The President’s order also created a committee to study, evolve, and recommend policies which would swiftly and equitably settle land disputes and assign priorities in the granting of titles to public lands. The primary aim of the order was to “relieve the ‘small man’ of the complexities of existing laws, rules and regulations relative to land disputes and the award of land titles.”
In the speech read for him by Secretary of Finance Cesar E. A. Virata at} the opening of the 10th annual convention of Philippine lumbermen, held at the Hotel Inter-Continental, the President squarely set before lumbermen the responsibility of policing their own rank in order to apprehend despoilers of forestlands, saying that many loggers are culpable for the denudation of the nation’s forests. In default of such responsibility, he said, he would be forced to close valuable logging concessions to lumber firms, particularly those in watershed areas.

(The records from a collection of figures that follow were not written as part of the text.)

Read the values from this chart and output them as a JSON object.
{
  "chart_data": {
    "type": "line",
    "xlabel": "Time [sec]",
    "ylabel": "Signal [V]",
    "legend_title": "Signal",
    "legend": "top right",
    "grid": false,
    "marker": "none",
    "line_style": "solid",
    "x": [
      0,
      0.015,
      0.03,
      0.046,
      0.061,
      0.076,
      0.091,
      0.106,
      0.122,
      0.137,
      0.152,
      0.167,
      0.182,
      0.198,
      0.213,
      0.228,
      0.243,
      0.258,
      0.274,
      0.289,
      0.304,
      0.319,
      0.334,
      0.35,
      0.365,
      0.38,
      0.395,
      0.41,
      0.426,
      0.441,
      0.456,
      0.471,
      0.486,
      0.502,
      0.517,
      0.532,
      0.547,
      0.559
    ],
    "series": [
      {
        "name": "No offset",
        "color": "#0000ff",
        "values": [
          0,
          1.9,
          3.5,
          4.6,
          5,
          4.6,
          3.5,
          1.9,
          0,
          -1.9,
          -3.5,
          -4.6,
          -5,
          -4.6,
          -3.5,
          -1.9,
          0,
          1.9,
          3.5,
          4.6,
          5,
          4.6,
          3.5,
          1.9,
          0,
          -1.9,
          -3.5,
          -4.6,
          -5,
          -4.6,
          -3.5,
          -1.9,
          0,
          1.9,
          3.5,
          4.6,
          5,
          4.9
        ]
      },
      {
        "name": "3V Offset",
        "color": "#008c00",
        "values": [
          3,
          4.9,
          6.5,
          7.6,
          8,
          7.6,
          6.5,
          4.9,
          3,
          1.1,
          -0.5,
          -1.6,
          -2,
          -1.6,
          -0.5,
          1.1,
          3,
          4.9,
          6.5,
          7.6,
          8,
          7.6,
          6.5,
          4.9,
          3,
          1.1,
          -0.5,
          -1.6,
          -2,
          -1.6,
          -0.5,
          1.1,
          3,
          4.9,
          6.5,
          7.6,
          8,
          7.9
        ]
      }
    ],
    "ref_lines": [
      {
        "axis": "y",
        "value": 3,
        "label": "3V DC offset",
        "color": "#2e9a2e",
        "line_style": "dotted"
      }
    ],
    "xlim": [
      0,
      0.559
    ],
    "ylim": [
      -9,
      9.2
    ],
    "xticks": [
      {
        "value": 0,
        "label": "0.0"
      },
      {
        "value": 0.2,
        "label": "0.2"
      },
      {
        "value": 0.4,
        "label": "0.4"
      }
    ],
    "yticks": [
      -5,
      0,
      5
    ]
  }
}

The President vigorously urged greater collective effort in conserving forestlands and other natural resources, including wildlife, emphasizing that the diminution to a critical degree of any of these elements will make life for the nation virtually untenable. He particularly said that “the time is now” to escalate conservation efforts, and that it is “our duty not only to country and to our children but to life itself.”
Among the lumber industry groups participating in the convention are: off Philippine Chamber of Wood Industries (PCWI), the Philippine r Lumber Producers’ Association (PLPA), the Plywood Manufacturer’s Association of the Philippines (PMAP), the Permanent Forests Association of the Philippines (PERMAFOR), and the Society of Filipino Foresters (SFF).